Junk in wmf.webrequest.uri_host field
Closed, ResolvedPublic

Description

Hive is awesome, and geo tags is even more awesome, thanks! Sadly I ran into a problem - seems uri_host field contains tons of junk entries that require each query to additionally filter for some unusual stuff. Could the webrequest only contain "valid" entries - something that our production cluster actually handled in some way?

Sample "weird" entries - random sites, random strings, blanks, numbers.

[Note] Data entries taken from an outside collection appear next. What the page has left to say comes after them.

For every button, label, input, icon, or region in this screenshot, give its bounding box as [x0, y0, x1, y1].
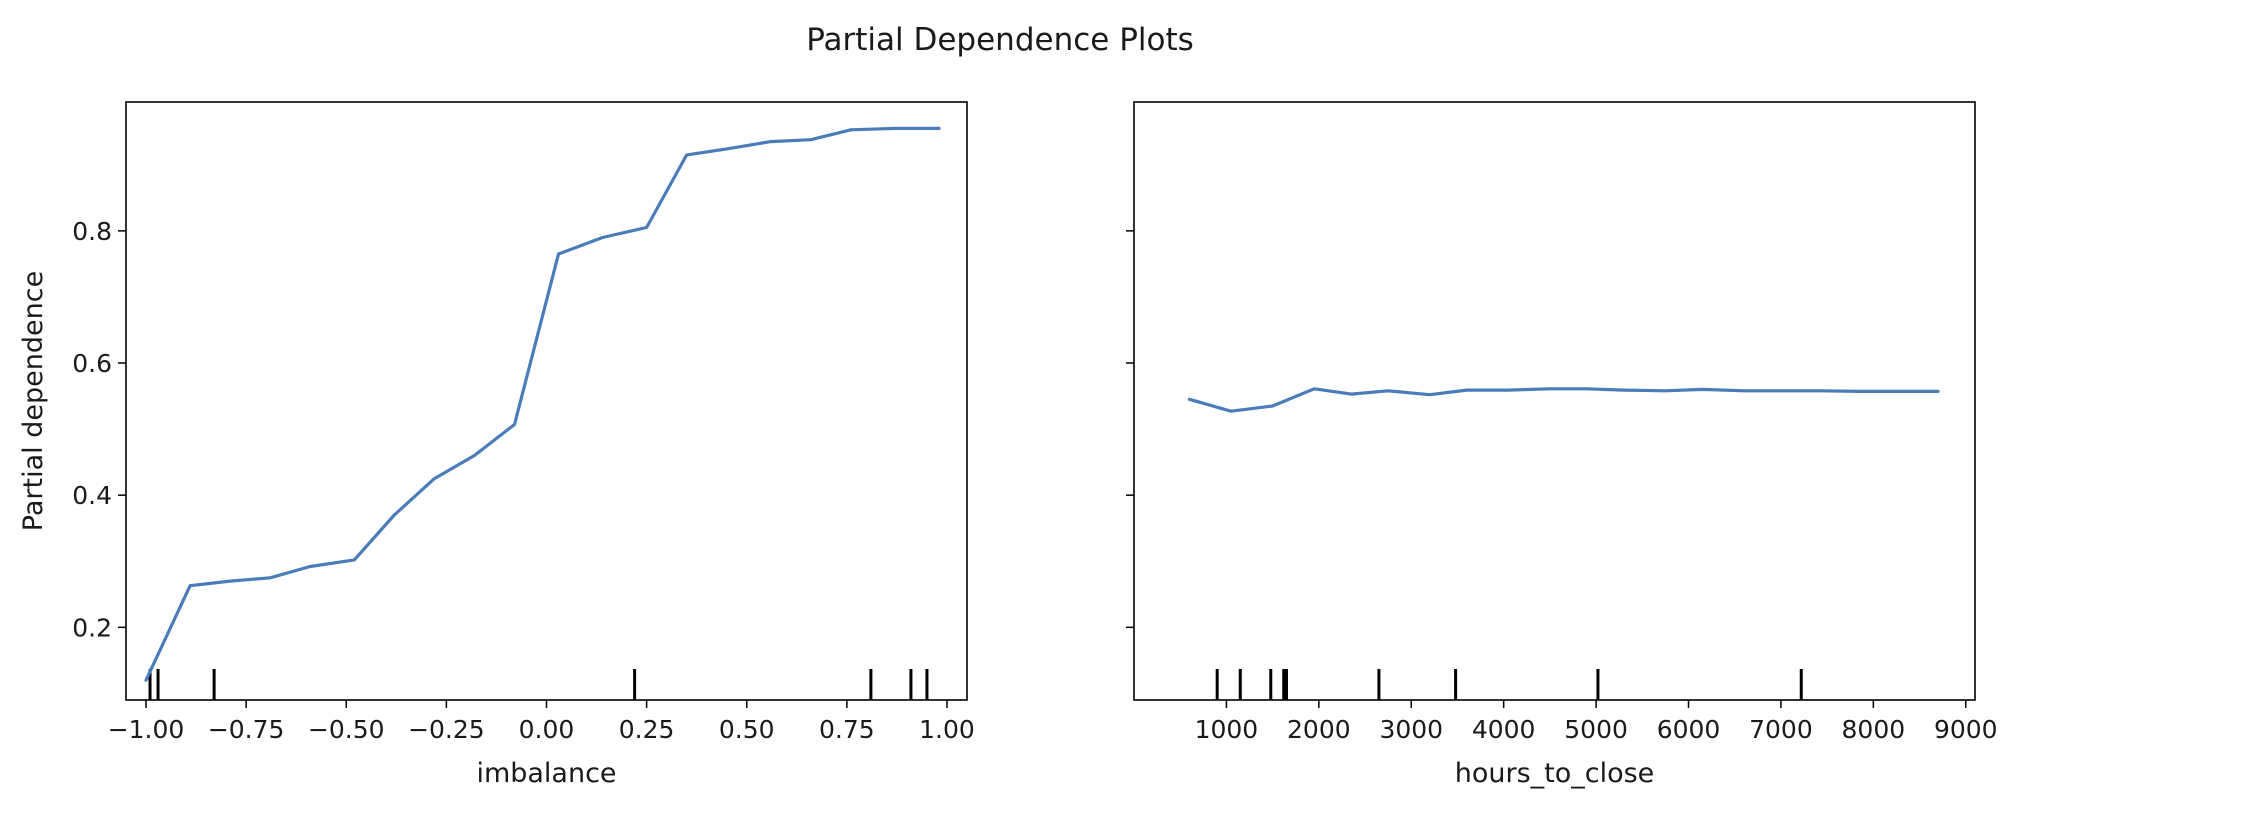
figure-title: Partial Dependence Plots — [806, 22, 1194, 58]
x-tick-label: 0.50 — [719, 715, 775, 744]
x-tick-label: −1.00 — [108, 715, 185, 744]
x-tick-label: 9000 — [1934, 715, 1998, 744]
y-tick-label: 0.6 — [72, 349, 112, 378]
x-axis-label: imbalance — [476, 758, 616, 789]
x-tick-label: 0.25 — [619, 715, 675, 744]
axes-frame — [125, 101, 968, 701]
partial-dependence-line — [144, 126, 941, 682]
x-tick-label: 6000 — [1657, 715, 1721, 744]
y-tick-label: 0.8 — [72, 217, 112, 246]
x-tick-label: 1.00 — [919, 715, 975, 744]
y-tick-label: 0.2 — [72, 613, 112, 642]
imbalance-subplot: −1.00 −0.75 −0.50 −0.25 0.00 0.25 0.50 0.75 1.00… — [18, 101, 975, 789]
x-tick-label: 7000 — [1749, 715, 1813, 744]
y-axis-label: Partial dependence — [18, 271, 49, 531]
x-tick-label: 8000 — [1842, 715, 1906, 744]
x-tick-label: 2000 — [1287, 715, 1351, 744]
x-tick-label: 0.75 — [819, 715, 875, 744]
x-tick-label: 5000 — [1564, 715, 1628, 744]
x-axis-label: hours_to_close — [1455, 758, 1655, 789]
x-tick-label: 0.00 — [519, 715, 575, 744]
x-tick-label: 3000 — [1379, 715, 1443, 744]
axes-frame — [1133, 101, 1976, 701]
x-tick-label: 4000 — [1472, 715, 1536, 744]
partial-dependence-line — [1187, 387, 1940, 413]
x-tick-label: 1000 — [1195, 715, 1259, 744]
y-tick-label: 0.4 — [72, 481, 112, 510]
x-tick-label: −0.25 — [408, 715, 485, 744]
hours-to-close-subplot: 1000 2000 3000 4000 5000 6000 7000 8000 9000 hour… — [1126, 101, 1998, 789]
x-tick-label: −0.75 — [208, 715, 285, 744]
x-tick-label: −0.50 — [308, 715, 385, 744]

select distinct uri_host FROM wmf.webrequest WHERE NOT uri_host LIKE '%wik%' AND year=2015 AND month=4 AND day=10 AND hour=0;

Here are some of the most frequent cases, those that might actually cause wrong results (if filtered/processed incorrectly), rather than just annoyance (like a random web sites):

  • www.Wikipedia.org (weird casing)
  • Commons.Wikimedia.org:80 (weird casing + port)
  • varnishcheck (healthcheck)
  • 198.35.26.96, 208.80.154.224 (internal IPs e.g.)
  • 198.35.26.96:80, 198.35.26.96:80 (ip with ports)
  • many 10.* ips (for some reason geo location identifies those as British...?)
  • phab.wmfusercontent.org

Other than the mixed casing and phab, average download size is around 1.3kB, so they are probably either errors or redirects

Event Timeline

Yurik raised the priority of this task from to Needs Triage.
Yurik updated the task description. (Show Details)
Yurik added a project: Analytics.
Yurik subscribed.
This comment was removed by Yurik.
Yurik set Security to None.

At the very least, please make uri_host lower case, and remove the redundant port :80 string at the end, as it only obfuscates some results. Thanks!

@Yurik, are the new normalized fields taking care of this? Can we resolve this task?

Yurik claimed this task.

It seems like its much better now, so closing. Thanks!!!